We need to have a conversation;
and offer the public big solutions
to problems they didn’t know they had.
We must build an economy based
on real people going
backwards up the escalator
towards a future in which
they can all equally
disbelieve. The inquiry into these
matters must have teeth,
or at least, dentures.
We will make this country a hub
for inward upvestment from
the Apples, the Googles,
the Redtubes. It’s a zero-sum
game between Limerick
and Drogheda United in which
neither team will turn up,
if they know what’s good for them.
Hardly anyone will die
because of what we propose. We will provide
the twenty first century hospitals
the squeezed muddle have been roaring
and shouting for. We are committed,
absolutely, to exclusivity in the arts.
Ballet dancing for big people. That sort of thing.
We will fill the country
with so many green-house gasses,
it will float off, of its own volition,
into the sky.
I was privileged to attend yesterday
the least important meeting
in the history of the world.
This is not a time for soundbites,
but I can feel
what I sincerely hope
is the hand of posterity
up my derriere
and think it might be stuck there.
.
KEVIN HIGGINS is the Bogman’s Cannon satirist-in-residence.
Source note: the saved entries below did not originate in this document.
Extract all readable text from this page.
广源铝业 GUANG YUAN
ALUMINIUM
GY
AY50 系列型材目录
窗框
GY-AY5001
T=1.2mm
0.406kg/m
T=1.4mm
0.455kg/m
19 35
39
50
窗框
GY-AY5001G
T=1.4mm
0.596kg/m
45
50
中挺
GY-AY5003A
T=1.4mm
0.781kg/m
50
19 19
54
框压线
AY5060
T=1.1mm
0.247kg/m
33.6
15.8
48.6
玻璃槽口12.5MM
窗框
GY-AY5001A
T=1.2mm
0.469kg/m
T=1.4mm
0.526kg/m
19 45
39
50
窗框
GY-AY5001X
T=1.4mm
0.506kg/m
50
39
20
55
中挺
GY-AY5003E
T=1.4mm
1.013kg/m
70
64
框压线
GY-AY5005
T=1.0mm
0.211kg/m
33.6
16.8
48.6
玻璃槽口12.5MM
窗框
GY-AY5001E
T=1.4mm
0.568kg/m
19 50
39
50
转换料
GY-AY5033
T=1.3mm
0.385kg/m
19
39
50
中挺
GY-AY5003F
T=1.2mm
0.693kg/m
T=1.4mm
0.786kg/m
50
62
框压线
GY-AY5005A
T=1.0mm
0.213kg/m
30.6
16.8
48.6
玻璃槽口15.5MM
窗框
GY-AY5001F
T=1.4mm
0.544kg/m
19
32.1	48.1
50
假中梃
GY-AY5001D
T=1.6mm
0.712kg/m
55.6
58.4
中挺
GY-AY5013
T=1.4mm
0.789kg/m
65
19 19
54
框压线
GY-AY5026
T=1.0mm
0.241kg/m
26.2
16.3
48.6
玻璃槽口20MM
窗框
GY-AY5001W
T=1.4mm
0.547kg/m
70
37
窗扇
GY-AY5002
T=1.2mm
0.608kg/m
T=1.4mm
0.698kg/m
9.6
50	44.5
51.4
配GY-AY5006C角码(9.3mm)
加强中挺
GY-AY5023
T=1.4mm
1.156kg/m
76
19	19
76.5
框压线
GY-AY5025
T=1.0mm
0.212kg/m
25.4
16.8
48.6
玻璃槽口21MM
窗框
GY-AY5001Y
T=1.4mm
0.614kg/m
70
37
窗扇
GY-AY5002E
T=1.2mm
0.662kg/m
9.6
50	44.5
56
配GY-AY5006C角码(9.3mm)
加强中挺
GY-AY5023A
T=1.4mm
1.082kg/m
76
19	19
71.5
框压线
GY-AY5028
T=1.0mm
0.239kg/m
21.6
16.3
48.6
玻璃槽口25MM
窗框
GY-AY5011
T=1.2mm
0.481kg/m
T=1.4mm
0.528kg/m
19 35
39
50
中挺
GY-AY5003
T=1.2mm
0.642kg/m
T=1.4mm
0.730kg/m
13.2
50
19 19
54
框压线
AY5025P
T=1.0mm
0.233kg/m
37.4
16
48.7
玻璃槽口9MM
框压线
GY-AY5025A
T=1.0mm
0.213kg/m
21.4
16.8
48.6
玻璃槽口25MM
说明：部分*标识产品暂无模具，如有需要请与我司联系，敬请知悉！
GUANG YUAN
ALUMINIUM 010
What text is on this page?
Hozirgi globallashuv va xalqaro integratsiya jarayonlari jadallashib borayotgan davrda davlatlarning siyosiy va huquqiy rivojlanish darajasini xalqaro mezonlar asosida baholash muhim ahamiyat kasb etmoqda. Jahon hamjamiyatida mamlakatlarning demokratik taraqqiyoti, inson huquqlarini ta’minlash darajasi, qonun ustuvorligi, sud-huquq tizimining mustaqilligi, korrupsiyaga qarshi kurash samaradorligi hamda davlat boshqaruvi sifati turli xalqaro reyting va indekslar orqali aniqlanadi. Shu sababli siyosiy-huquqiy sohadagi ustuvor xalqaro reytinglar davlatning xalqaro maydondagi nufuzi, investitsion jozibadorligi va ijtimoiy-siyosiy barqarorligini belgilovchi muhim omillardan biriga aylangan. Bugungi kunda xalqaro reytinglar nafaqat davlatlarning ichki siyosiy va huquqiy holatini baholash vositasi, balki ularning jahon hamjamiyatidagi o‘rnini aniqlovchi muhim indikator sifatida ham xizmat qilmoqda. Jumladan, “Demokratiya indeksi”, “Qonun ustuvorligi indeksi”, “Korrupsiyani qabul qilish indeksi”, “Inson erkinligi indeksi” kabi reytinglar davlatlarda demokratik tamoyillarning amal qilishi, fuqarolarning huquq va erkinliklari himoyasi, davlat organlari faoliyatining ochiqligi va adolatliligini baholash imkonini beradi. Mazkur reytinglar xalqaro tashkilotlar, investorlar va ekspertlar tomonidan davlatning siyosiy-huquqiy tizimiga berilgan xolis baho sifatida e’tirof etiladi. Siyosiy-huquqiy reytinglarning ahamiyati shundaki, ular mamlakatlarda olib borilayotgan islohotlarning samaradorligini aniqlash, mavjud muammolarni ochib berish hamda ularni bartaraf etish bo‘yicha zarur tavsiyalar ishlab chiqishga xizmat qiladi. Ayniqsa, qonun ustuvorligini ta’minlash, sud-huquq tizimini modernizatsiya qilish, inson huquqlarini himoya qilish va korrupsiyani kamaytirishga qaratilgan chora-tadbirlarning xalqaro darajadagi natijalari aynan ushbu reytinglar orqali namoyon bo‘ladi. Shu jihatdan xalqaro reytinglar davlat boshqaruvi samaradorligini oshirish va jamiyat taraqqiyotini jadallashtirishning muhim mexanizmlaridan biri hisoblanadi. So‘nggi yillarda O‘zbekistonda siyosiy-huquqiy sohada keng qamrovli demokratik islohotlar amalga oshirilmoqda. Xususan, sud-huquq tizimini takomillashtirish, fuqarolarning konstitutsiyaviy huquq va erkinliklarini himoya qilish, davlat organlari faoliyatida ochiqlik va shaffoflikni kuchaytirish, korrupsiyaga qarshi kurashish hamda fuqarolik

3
*Most readers I am sure, are aware of the tax rate in Ireland that lures many US tech companies to that country and set up headquarters there. The practice is called Corporate Inversions. It is not considered tax evasion. The recent $160 billion merger of Allergan and Pfizer is also a strategy for Pfizer to move its headquarters or domicile as they call it as if a corporation lives somewhere, to Ireland. The move will reduce Pfizer's tax rate from around 25% to 7.5%, "one of the lowest effective tax rates of any company on the planet,”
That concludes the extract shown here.